Air Force meteorologists give only a 30 percent chance of favorable conditions. If NASA begins pumping 500,000 gallons of fuel into the giant external tank about 5:30 a.m., the countdown will continue.
The seven astronauts were supposed to blast off in December on an 11-day mission to the International Space Station, but faulty fuel sensors forced lengthy troubleshooting and repairs on the pad. Now, with the shuttle given a clean bill of health, it's a matter of waiting out the weather.
If all goes well, Atlantis will take into orbit a giant science lab called Columbus, built by the European Space Agency. The 10-ton cylinder houses nearly a dozen science "racks" where astronauts will do experiments in near zero-gravity.
"Everything is ready to go," said Clare Mattok, a spokeswoman for the ESA. "Time really isn't a problem because we could wait on the pad until the end of March. This mission has been a long time coming, so a few extra weeks of delays won't make a difference."
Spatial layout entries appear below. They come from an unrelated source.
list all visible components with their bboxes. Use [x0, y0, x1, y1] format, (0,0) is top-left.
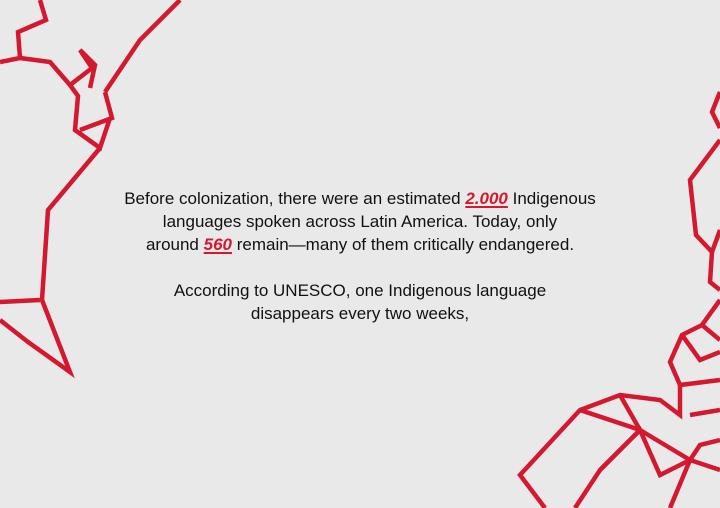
- paragraph-1-line-3-pre: around: [145, 235, 204, 254]
- paragraph-unesco: According to UNESCO, one Indigenous lang…: [60, 279, 660, 325]
- right-map-outline: [517, 91, 720, 508]
- paragraph-2-line-2: disappears every two weeks,: [250, 304, 470, 323]
- paragraph-1-line-2: languages spoken across Latin America. T…: [162, 212, 558, 231]
- paragraph-1-line-1-pre: Before colonization, there were an estim…: [124, 189, 466, 208]
- left-map-outline: [0, 0, 182, 379]
- highlight-560: 560: [203, 235, 232, 254]
- paragraph-colonization: Before colonization, there were an estim…: [60, 187, 660, 256]
- paragraph-1-line-1-post: Indigenous: [507, 189, 596, 208]
- body-text: Before colonization, there were an estim…: [60, 187, 660, 348]
- highlight-2000: 2.000: [465, 189, 508, 208]
- paragraph-1-line-3-post: remain—many of them critically endangere…: [232, 235, 575, 254]
- paragraph-2-line-1: According to UNESCO, one Indigenous lang…: [173, 281, 547, 300]
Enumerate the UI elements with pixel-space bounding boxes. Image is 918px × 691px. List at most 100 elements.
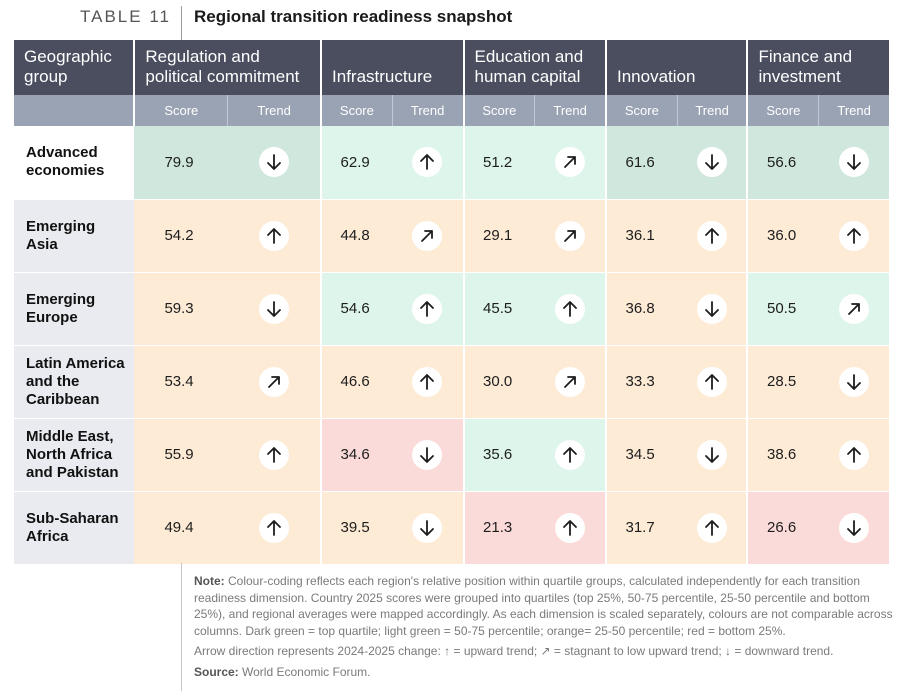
score-subheader: Score xyxy=(463,95,536,126)
note-text: Colour-coding reflects each region's rel… xyxy=(194,574,893,638)
arrow-down-icon xyxy=(838,366,869,397)
arrow-down-icon xyxy=(696,147,727,178)
score-cell: 36.0 xyxy=(747,199,819,273)
region-name-line: Asia xyxy=(26,235,58,253)
score-cell: 33.3 xyxy=(605,345,678,419)
trend-cell xyxy=(392,272,465,346)
trend-cell xyxy=(227,272,323,346)
arrow-up-icon xyxy=(554,293,585,324)
source-label: Source: xyxy=(194,664,239,679)
arrow-down-icon xyxy=(412,512,443,543)
trend-cell xyxy=(818,272,889,346)
trend-cell xyxy=(818,345,889,419)
trend-cell xyxy=(818,491,889,565)
score-subheader: Score xyxy=(605,95,678,126)
score-cell: 26.6 xyxy=(747,491,819,565)
region-name-line: Africa xyxy=(26,527,69,545)
trend-cell xyxy=(677,418,749,492)
trend-cell xyxy=(677,345,749,419)
table-row: Advanced economies 79.9 62.9 51.2 61.6 56.6 xyxy=(14,126,889,200)
trend-cell xyxy=(534,272,607,346)
score-subheader: Score xyxy=(134,95,229,126)
region-name-line: Emerging xyxy=(26,217,96,235)
score-cell: 54.2 xyxy=(134,199,228,273)
trend-cell xyxy=(227,199,323,273)
trend-cell xyxy=(677,491,749,565)
region-cell: Latin America and the Caribbean xyxy=(14,345,135,419)
region-name-line: Sub-Saharan xyxy=(26,509,119,527)
trend-cell xyxy=(392,491,465,565)
trend-cell xyxy=(677,272,749,346)
arrow-up-right-icon xyxy=(838,293,869,324)
arrow-down-icon xyxy=(838,512,869,543)
arrow-down-icon xyxy=(696,439,727,470)
trend-subheader: Trend xyxy=(392,95,465,126)
dimension-header-innovation: Innovation xyxy=(605,40,749,95)
title-divider xyxy=(180,6,182,28)
score-cell: 62.9 xyxy=(321,126,393,200)
score-cell: 35.6 xyxy=(463,418,535,492)
geo-subheader xyxy=(14,95,136,126)
score-cell: 30.0 xyxy=(463,345,535,419)
region-cell: Sub-Saharan Africa xyxy=(14,491,135,565)
arrow-down-icon xyxy=(696,293,727,324)
table-title: Regional transition readiness snapshot xyxy=(193,7,513,26)
score-cell: 31.7 xyxy=(605,491,678,565)
geo-header: Geographic group xyxy=(14,40,136,95)
trend-cell xyxy=(534,345,607,419)
score-cell: 34.5 xyxy=(605,418,678,492)
trend-cell xyxy=(818,418,889,492)
trend-subheader: Trend xyxy=(677,95,749,126)
dimension-header-line: Innovation xyxy=(616,67,696,86)
arrow-down-icon xyxy=(258,293,289,324)
geo-header-line: group xyxy=(24,67,68,86)
score-cell: 36.1 xyxy=(605,199,678,273)
arrow-up-icon xyxy=(258,512,289,543)
arrow-up-icon xyxy=(838,439,869,470)
trend-cell xyxy=(392,418,465,492)
score-cell: 44.8 xyxy=(321,199,393,273)
arrow-up-right-icon xyxy=(258,366,289,397)
trend-subheader: Trend xyxy=(534,95,607,126)
trend-cell xyxy=(818,126,889,200)
trend-cell xyxy=(534,126,607,200)
arrow-up-icon xyxy=(258,439,289,470)
trend-cell xyxy=(677,126,749,200)
region-name-line: Europe xyxy=(26,308,78,326)
readiness-table: Geographic group Regulation and politica… xyxy=(14,40,889,565)
score-cell: 51.2 xyxy=(463,126,535,200)
trend-cell xyxy=(227,418,323,492)
score-cell: 39.5 xyxy=(321,491,393,565)
table-row: Sub-Saharan Africa 49.4 39.5 21.3 31.7 26.6 xyxy=(14,491,889,565)
dimension-header-line: Finance and xyxy=(758,47,853,66)
trend-cell xyxy=(392,345,465,419)
table-label: TABLE 11 xyxy=(80,7,171,26)
title-rule xyxy=(181,28,182,40)
region-cell: Emerging Europe xyxy=(14,272,135,346)
arrow-up-icon xyxy=(696,220,727,251)
arrow-legend: Arrow direction represents 2024-2025 cha… xyxy=(194,644,834,658)
arrow-up-icon xyxy=(838,220,869,251)
trend-cell xyxy=(534,491,607,565)
trend-cell xyxy=(534,418,607,492)
source-text: World Economic Forum. xyxy=(238,664,371,679)
score-cell: 21.3 xyxy=(463,491,535,565)
arrow-up-right-icon xyxy=(554,147,585,178)
trend-cell xyxy=(534,199,607,273)
score-subheader: Score xyxy=(747,95,820,126)
region-cell: Middle East, North Africa and Pakistan xyxy=(14,418,135,492)
arrow-up-icon xyxy=(258,220,289,251)
arrow-up-icon xyxy=(412,293,443,324)
table-body: Advanced economies 79.9 62.9 51.2 61.6 56.6 Eme… xyxy=(14,126,889,565)
score-cell: 36.8 xyxy=(605,272,678,346)
region-name-line: and the xyxy=(26,372,80,390)
score-cell: 46.6 xyxy=(321,345,393,419)
score-cell: 79.9 xyxy=(134,126,228,200)
score-cell: 49.4 xyxy=(134,491,228,565)
score-subheader: Score xyxy=(321,95,393,126)
dimension-header-education: Education and human capital xyxy=(463,40,607,95)
arrow-up-icon xyxy=(554,439,585,470)
dimension-header-line: human capital xyxy=(474,67,581,86)
arrow-up-icon xyxy=(554,512,585,543)
dimension-header-line: Regulation and xyxy=(145,47,260,66)
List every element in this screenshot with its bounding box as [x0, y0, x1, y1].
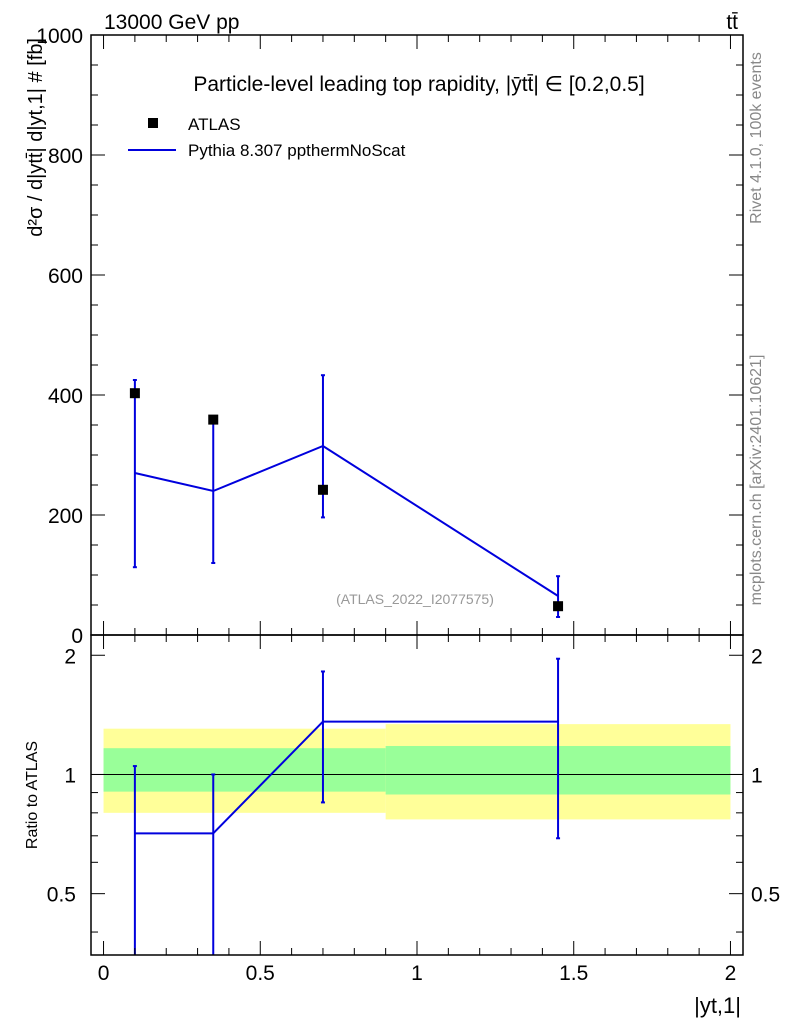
main-y-tick-label: 800 — [48, 145, 83, 168]
main-y-tick-label: 0 — [71, 625, 83, 648]
atlas-point-3 — [553, 601, 564, 612]
legend-atlas-label: ATLAS — [188, 115, 241, 134]
mcplots-label: mcplots.cern.ch [arXiv:2401.10621] — [748, 355, 765, 606]
main-y-tick-label: 1000 — [36, 25, 83, 48]
ratio-y-tick-label: 2 — [64, 645, 76, 668]
main-y-tick-label: 200 — [48, 505, 83, 528]
legend-pythia-label: Pythia 8.307 ppthermNoScat — [188, 141, 406, 160]
ratio-y-tick-label-right: 2 — [751, 645, 763, 668]
atlas-point-1 — [208, 414, 219, 425]
ratio-link — [212, 720, 324, 835]
pythia-line — [134, 444, 559, 597]
main-y-axis-title: d²σ / d|ytt̄| d|yt,1| # [fb] — [25, 38, 47, 237]
main-y-tick-label: 600 — [48, 265, 83, 288]
legend-atlas-marker — [148, 118, 158, 128]
ratio-y-tick-label-right: 1 — [751, 764, 763, 787]
header-process: 13000 GeV pp — [104, 11, 239, 34]
main-y-tick-label: 400 — [48, 385, 83, 408]
ratio-y-tick-label-right: 0.5 — [751, 884, 780, 907]
ratio-y-tick-label: 0.5 — [47, 884, 76, 907]
x-axis-title: |yt,1| — [694, 993, 741, 1018]
header-ttbar: tt̄ — [726, 11, 738, 34]
ratio-inner-band-0 — [103, 748, 386, 792]
plot-title: Particle-level leading top rapidity, |ȳt… — [193, 73, 644, 96]
rivet-label: Rivet 4.1.0, 100k events — [748, 52, 765, 224]
atlas-point-2 — [317, 484, 328, 495]
ratio-y-axis-title: Ratio to ATLAS — [24, 741, 41, 849]
x-tick-label: 1.5 — [559, 962, 588, 985]
analysis-id: (ATLAS_2022_I2077575) — [336, 591, 494, 607]
x-tick-label: 2 — [725, 962, 737, 985]
x-tick-label: 1 — [411, 962, 423, 985]
ratio-y-tick-label: 1 — [64, 764, 76, 787]
x-tick-label: 0.5 — [246, 962, 275, 985]
x-tick-label: 0 — [98, 962, 110, 985]
atlas-point-0 — [129, 388, 140, 399]
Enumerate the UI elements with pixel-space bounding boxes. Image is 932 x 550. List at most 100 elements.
But the National Aeronautics and Space Administration doesn't have as much wiggle room as it did in past years. The shuttle fleet is on target for retirement in 2010, and with less than a dozen missions left, the agency must complete as much of the space station as possible, and make repairs on the Hubble Space Telescope.
Atlantis' crew consists of commander Stephen Frick; pilot Alan Poindexter; mission specialists Leland Melvin, Rex Walheim and Stanley Love; and European Space Agency astronauts Hans Schlegel and Leopold Eyharts. Eyharts will remain on the space station, replacing Dan Tani, who will come home aboard Atlantis.